Dumas could have passed more classified intel to them. Whether Val and Matthias had intervened in time to stop it was unclear at this point.
He took out another encrypted phone and shot off some messages to one of his techs, asking him to expand the trace of Dumas’s phone records for the past seventy-two hours. Just as he finished, it rang. But it wasn’t his tech calling. It was his boss.
“Doug,” he answered, not looking forward to this conversation.
“You better have good news for me, Bob.”
“Seattle’s taken care of.”
“How many were taken care of?”
“Just the one.”
“Well, Christ, where are the others?”
“We don’t know.”
A loaded silence answered. “That’s unacceptable. Totally fucking unacceptable, do you understand me?”
“Yeah.”
“What are you doing about it? Because you have no goddamn idea who I have breathing down my neck right now. We’re past talking about losing contracts and kickbacks, Bob. They’re talking criminal charges if this thing goes south on us. They’ll make us the scapegoats and bury everything else to cover their own asses. Which means you and I either go to jail for the rest of our natural lives or meet some other unfortunate premature demise before the trial happens.”
A cold wave of alarm broke over him. “I’m doing everything I can.” He’d pulled on all of the strings available to him except a risky few that he was saving as a last resort.
“Yeah? Well, your everything isn’t good enough. Let me make myself clear—you handle this A-fucking-SAP and make it go away. Otherwise...” The threat hung loud in the sudden silence. “Understood?”
“Yes,” he bit out, and hung up.
He shoved out of his chair and stalked to the custom gun safe hidden in the wall. His personal weapons were in there, along with more burner phones and enough cash to last him six weeks. He’d wanted to stay out of this personally, but now he had no choice.

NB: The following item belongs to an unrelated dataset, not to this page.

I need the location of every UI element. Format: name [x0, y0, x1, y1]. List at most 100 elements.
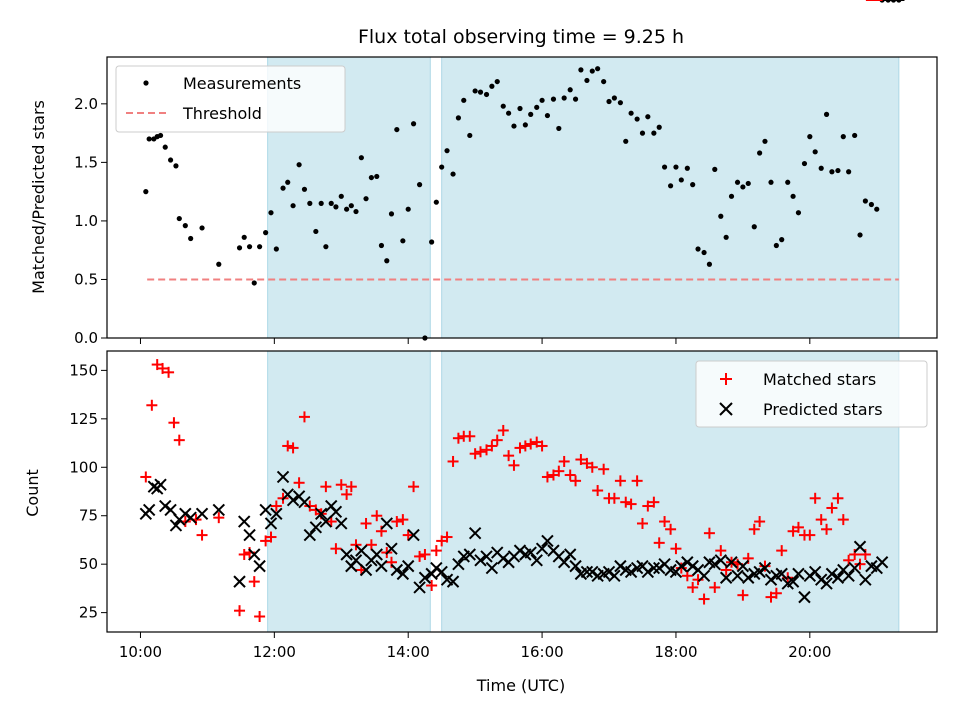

Taking out another phone, he made a call. “It’s me,” he said, hating that he’d been forced into this extremely tenuous position. “I’m calling in that favor you owe me.”
“Your line secure?”
“Yes.” He explained what he needed. Hoped it wouldn’t come back to bite him in the ass.
“I’m on it. Contact you once I know more.”
As soon as that call ended, he made another. To someone he trusted a lot more than the man he’d just spoken with. “Alert the team. Wheels up tomorrow, oh-five-hundred. Meet me at rendezvous point Charlie.”
Things were too far out of control. It was time to take matters into his own hands.